Ainda que rara a hipótese acima, bem se vê que a técnica da desconsideração da personalidade jurídica também pode ser invocada para favorecer o empreendimento. Na mesma perspectiva e tendo em conta, mais uma vez, o princípio da preservação da empresa, a doutrina argentina classifica como passiva indireta ou lateral a invocação da teoria da desconsideração, para que dívidas pessoais dos sócios não sejam tratadas como obrigações do empreendimento.157

Além dos casos de conflitos externos entre o ente coletivo e terceiros, também teoricamente possível imaginar que conflitos internos entre os sócios, bem como entre eles e os administradores e a sociedade culminem em pedidos que relevem o dogma da separação dos patrimônios, quando os sócios controladores, por exemplo, defraudarem o patrimônio da pessoa jurídica, utilizando-a para fins extra-societários e em detrimento dos demais sócios.
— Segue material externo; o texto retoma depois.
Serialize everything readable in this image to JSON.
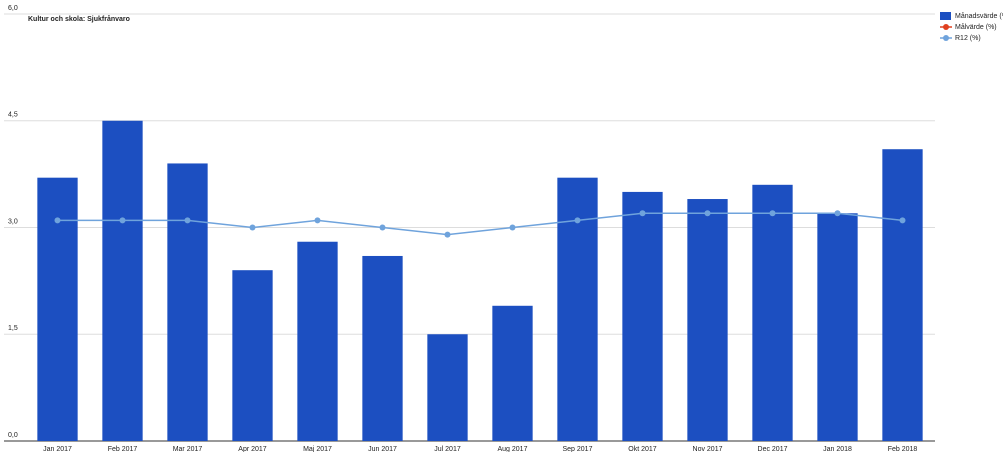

A exemplo do Brasil, a Argentina optou pela regulação dos casos de desconsideração, mas pontuando cláusulas gerais como normas-princípio do direito societário. Se por um lado, tal opção se demonstrou um avanço, a bem de uma interpretação lógico-sistemática e para se evitar os efeitos negativos de uma inflação legislativa (própria do ordenamento pátrio capaz de causar a ineficiência do nosso sistema como se verá adiante), por outro tem merecido críticas, no sentido de que a positivação dos casos de desconsideração poderia cristalizar um instituto que estaria em plena evolução e que se tem baseado em cláusulas gerais já existentes na legislação civil, como o abuso de direito, a fraude à lei, a simulação, dentre outros.

Em prol da necessária segurança jurídica, a regulação das hipóteses ou dos pressupostos da técnica da desconsideração foi medida acertada. Entretanto, há o risco de uma banalização do instituto, ao se buscar uma aplicação da referida técnica que se baseie apenas em indícios de insolvabilidade, a privilegiar alguns credores, em detrimento de outros, os quais deveriam ter um tratamento isonômico no procedimento próprio: o da ação de responsabilização (art. 82, da LFRE) ou, subsidiariamente, o da execução coletiva, ou seja, através do rito falimentar (também disciplinado no microssistema da LFRE).

A desconsideração da personalidade jurídica na ação de responsabilização ou na falência irradiará seus efeitos para todos os demais credores da pessoa jurídica, inclusive credores da mesma categoria daquele que seria beneficiado pela técnica da desconsideração da personalidade jurídica individualmente. Não apenas um credor trabalhista ou um

consumidor seria beneficiado, mas a universalidade deles, em igualdade de condições, segundo a premissa da par conditio creditorum.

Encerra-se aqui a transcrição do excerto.